Olivia was born in Kalispell, Montana, but cradled in the Midwest by a 20-year-old mother, one of 14 children, and a father raw from both the harsh life of a Missouri dirt farm and his stint in the infantry during World War II. She discovered writing in third grade at St. Ambrose Elementary School when her teacher, Sr. Mary Eustace, direct from Ireland, rewrote the paragraph she was assigned with such flare that Olivia tried ever after to emulate her. Her urge to write was cemented when, as a high school senior, she wrote a “fairytale” that sparked so much controversy she was threatened with expulsion.
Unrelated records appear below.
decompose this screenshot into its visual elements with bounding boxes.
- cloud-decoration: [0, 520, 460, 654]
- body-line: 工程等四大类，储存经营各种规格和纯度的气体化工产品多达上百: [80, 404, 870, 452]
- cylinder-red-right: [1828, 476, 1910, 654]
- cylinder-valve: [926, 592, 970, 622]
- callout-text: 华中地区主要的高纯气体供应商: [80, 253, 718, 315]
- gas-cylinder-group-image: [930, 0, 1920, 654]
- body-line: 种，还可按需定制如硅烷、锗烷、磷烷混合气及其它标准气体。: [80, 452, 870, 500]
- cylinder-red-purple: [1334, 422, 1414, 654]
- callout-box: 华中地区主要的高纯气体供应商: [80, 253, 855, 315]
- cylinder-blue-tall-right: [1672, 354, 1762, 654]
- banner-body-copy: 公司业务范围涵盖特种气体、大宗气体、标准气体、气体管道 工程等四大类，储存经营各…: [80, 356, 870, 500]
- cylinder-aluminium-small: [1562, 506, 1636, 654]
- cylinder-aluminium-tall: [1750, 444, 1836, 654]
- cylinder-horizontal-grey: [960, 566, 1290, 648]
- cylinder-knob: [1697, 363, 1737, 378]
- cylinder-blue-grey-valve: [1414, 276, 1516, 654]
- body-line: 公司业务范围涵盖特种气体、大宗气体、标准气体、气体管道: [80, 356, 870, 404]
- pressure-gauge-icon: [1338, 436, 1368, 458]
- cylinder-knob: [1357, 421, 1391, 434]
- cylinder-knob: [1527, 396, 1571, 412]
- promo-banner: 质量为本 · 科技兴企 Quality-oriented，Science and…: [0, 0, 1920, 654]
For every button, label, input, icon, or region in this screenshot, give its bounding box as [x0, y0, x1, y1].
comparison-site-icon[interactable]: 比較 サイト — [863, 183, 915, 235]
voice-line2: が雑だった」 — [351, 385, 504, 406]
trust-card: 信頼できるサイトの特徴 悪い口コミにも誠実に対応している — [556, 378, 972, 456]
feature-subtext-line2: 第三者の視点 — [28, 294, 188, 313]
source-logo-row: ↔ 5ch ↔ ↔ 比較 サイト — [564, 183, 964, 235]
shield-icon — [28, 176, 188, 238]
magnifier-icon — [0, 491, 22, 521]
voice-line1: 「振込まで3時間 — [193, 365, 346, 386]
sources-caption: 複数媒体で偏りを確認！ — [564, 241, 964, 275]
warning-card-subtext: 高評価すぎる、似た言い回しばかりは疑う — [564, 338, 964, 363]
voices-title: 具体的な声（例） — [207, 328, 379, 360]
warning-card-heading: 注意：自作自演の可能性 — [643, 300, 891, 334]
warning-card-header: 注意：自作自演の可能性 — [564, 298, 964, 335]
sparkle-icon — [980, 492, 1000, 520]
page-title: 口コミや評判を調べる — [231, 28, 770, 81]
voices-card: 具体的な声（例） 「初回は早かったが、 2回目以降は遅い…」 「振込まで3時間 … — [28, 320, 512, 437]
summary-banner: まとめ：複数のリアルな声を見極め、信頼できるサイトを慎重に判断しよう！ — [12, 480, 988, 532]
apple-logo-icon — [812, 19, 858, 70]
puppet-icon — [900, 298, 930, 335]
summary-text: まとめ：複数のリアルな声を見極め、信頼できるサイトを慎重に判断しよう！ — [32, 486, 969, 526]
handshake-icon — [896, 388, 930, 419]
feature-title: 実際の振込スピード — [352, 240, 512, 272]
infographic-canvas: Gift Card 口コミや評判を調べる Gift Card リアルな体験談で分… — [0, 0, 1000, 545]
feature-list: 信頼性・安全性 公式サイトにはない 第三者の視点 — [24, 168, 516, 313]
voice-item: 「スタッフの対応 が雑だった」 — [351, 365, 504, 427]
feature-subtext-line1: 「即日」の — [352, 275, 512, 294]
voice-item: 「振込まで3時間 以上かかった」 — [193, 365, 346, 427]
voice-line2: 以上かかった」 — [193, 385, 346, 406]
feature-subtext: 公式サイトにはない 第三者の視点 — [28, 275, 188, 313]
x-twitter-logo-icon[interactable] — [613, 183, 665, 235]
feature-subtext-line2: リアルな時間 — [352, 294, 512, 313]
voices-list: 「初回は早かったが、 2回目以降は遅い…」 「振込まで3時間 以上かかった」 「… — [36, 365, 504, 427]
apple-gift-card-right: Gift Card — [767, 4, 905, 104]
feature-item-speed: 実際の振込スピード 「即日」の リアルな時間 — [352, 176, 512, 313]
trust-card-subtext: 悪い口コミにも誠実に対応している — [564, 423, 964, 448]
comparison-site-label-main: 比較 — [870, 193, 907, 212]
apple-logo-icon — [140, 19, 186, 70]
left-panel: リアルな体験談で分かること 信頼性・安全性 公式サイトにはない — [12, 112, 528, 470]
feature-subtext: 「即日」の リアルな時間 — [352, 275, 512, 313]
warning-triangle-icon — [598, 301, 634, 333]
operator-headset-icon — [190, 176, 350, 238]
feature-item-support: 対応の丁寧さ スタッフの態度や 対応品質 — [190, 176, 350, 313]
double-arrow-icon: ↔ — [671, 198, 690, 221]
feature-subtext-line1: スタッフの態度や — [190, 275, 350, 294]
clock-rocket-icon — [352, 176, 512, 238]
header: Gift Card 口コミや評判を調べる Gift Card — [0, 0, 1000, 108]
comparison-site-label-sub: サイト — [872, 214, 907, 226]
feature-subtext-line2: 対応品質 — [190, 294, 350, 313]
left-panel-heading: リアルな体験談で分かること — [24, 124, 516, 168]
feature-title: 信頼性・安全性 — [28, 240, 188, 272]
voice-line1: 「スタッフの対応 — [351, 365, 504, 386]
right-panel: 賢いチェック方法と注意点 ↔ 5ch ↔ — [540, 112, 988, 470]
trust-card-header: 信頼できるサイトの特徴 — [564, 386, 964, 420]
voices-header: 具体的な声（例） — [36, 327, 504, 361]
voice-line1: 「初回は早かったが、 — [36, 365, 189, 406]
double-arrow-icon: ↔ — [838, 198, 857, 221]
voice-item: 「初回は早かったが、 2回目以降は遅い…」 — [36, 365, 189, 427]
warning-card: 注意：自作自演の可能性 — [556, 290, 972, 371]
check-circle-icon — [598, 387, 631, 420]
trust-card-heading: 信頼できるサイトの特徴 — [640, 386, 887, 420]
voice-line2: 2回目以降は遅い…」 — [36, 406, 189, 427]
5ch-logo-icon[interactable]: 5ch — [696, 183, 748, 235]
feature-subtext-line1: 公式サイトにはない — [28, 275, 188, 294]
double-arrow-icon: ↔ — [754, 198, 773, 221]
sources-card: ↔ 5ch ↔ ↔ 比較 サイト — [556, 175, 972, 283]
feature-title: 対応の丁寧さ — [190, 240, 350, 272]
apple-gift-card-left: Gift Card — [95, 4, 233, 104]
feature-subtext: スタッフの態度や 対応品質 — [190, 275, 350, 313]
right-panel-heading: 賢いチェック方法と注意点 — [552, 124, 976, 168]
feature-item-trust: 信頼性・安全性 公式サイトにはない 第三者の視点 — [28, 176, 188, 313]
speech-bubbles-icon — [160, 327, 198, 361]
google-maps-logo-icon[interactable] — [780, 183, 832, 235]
At 19 she married; at 20, became a mother. A favorite professor hooked her on poetry, but she gave up college to help support her family, and the urge to write went underground. For the next 14 years she worked as a secretary, then as a stenotype reporter–capturing other people’s words–for 26 more. At age 52 she divorced her old life, her first husband, longstanding career, and hometown. Olivia remarried and relocated with her current husband, a retired FBI agent, to Bluffton, South Carolina, where they watch birds and alligators and dance the Carolina Shag like nobody’s watching. She writes what she likes in her own words.